Carpenter Center Model-The Fictional Exhibition, Brute, Carpenter Center for the Visual Arts, 2013, Cambridge, MA. Photo: Tony Luong.
Brute is an exhibition that highlights, teases out and responds to the history and use of Le Corbusier's brutalist icon, the Carpenter Center. The main focus of the exhibition is the creation and inclusion of works by several contemporary artists whose practice engages architecture as reflection and documentation of time, gender and the iconic male architect, the cinematic in architecture, preservation versus change, the role of documents as "fact" versus fiction, the legacy of modernism, and the formal gestures of remaking, re-printing, and re-purposing as an analogue to the building's varied use over time. Drawing on a myriad of Harvard University collections, the exhibition will set artworks in dialogue with objects and images, and with archival documents and errata, provoking a discourse of use and misuse throughout the concrete and glass Carpenter Center.
Currently Chair of the Department of Visual and Environmental Studies at Harvard University and Director of the Carpenter Center, David Rodowick is the author of numerous essays and publications: The Virtual Life of Film; Reading the Figural, or, Philosophy after the New Media; Gilles Deleuze's Time Machine; The Difficulty of Difference: Psychoanalysis, Sexual Difference, and Film Theory ; The Crisis of Political Modernism: Criticism and Ideology in Contemporary Film Theory; and editor of Afterimages of Gilles Deleuze's Film Philosophy. Rodowick founded film studies programs at King's College, University of London, and Yale University. Special research interests include aesthetics and the philosophy of art, the history of film theory, philosophical approaches to contemporary art and culture, and the impact of new technologies on contemporary society. Rodowick has also been an award-winning experimental filmmaker and video artist. In 2002, he was named an Academy Film Scholar by the Academy of Motion Picture Arts and Sciences.
Cocurator Katarina Burin received her MFA from Yale University and her BFA from University of Georgia. Recent solo exhibitions include Ratio 3 in San Francisco, and Galerie M29 in Cologne. Previous solo projects include Andreas Grimm Gallery, New York and Munich; Lucile Corty, Paris; Clockwork Project, Berlin; Country Club, Cincinnati, and Form/Content, London.
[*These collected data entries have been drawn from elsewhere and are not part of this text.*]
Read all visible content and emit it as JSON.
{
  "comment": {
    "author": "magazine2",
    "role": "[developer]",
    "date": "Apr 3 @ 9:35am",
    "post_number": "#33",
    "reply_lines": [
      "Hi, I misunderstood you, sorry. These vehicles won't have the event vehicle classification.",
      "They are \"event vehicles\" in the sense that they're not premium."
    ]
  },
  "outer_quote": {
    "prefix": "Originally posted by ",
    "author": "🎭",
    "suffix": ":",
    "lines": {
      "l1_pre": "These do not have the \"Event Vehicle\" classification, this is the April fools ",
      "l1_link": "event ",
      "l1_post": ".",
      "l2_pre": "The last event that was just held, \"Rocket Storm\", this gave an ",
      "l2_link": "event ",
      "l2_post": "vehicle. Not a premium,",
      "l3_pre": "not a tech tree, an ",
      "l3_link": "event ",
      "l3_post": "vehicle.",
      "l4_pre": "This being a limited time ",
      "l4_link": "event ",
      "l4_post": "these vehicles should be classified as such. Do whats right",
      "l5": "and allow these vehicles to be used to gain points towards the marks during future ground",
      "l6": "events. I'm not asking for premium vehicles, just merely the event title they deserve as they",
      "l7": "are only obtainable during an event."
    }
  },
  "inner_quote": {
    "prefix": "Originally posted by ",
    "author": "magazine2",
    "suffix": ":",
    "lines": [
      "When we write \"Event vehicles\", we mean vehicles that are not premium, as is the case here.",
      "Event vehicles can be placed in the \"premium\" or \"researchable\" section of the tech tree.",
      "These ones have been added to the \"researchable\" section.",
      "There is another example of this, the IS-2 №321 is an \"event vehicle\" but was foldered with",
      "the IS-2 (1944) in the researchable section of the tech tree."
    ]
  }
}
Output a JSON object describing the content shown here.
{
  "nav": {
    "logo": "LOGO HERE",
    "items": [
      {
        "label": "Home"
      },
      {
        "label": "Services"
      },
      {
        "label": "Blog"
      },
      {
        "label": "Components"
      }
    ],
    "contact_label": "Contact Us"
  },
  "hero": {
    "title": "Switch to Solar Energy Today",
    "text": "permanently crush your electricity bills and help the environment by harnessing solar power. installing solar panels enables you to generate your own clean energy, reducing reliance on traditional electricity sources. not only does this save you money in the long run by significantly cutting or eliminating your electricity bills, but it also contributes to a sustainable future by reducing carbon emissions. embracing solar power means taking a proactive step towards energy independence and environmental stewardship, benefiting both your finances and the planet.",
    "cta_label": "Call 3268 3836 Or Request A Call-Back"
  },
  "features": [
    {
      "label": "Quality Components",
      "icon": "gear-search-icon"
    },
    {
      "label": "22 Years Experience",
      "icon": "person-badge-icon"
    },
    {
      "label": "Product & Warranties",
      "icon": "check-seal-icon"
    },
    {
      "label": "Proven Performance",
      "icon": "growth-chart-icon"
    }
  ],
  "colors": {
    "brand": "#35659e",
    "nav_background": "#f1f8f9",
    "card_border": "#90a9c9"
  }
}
Group shows include Galerie Max Hetzler and Gerhardsen Gerner, Berlin; White Columns, NY; Participant Inc, NY; Künstlerhaus Palais Thurn and Taxis in Bregenz. She is a recent recipient of the Schloss Solitude residency and received the Dedalus Master of Fine Arts Fellowship in 2002. Burin had residencies at the MuseumsQuartier in Vienna, Skowhegan, Yaddo and MacDowell. She was co-curator of the Institut im Glaspavillon in Berlin, inviting international artists to participate in thematic discussions and exhibitions. Burin's drawings, structures, larger installations and collages are influenced by the documentation and circulation of historical architecture and design imagery.
Ranging from photographs, sound, video and film installations, and feature films for the cinema, American artist and cocurator Amie Siegel's work re-orientates the fictions within documentary practices. Her work has been exhibited at the Whitney Museum of American Art, MoMA/PS1, Walker Art Center, Hayward Gallery, ICA Boston, KW Institute for Contemporary Art, Berlin and the Kunstmuseum Stuttgart. Screenings include Cannes Film Festival, Berlin International Film Festival, New York Film Festival, The Museum of Modern Art, The National Gallery of Art, and the Harvard Film Archive among many other museums and cinematheques. She has been a fellow of the DAAD Berliner-Künstlerprogramm, the Film Study Center at Harvard University, the Guggenheim Foundation and a recipient of the ICA Boston's Foster Prize.
The Carpenter Center for the Visual Arts, completed in 1963, is the only building on the North American continent designed by Le Corbusier. Despite the controversy over the wisdom of placing a building of such modern design in a traditional location, Le Corbusier felt that a building devoted to the visual arts must be an experience of freedom and unbound creativity. A traditional building for the visual arts would have been a contradiction. The Carpenter Center represents Corbusier's attempt to create a "synthesis of the arts," the union of architecture with painting, sculpture, through his innovative design. The building was completed in 1963, made possible by a gift from Alfred St. Vrain Carpenter, and the intent to house the artistic entities of Harvard College under one roof came to fruition in 1968 as the Department of Visual and Environmental Studies.
The five levels of the building function as open and flexible working spaces for painting, drawing, and sculpture, and the ramp through the heart of the building encourages public circulation and provides views into the studios, making the creative process visible through the building design. The Sert Gallery, at the top of the ramp, features the work of contemporary artists, and the main gallery at street level hosts a variety of exhibitions supporting the curriculum of the Department. The Carpenter Center is also home to the Harvard Film Archive, which brings to the public a unique program of classic, rare and experimental films.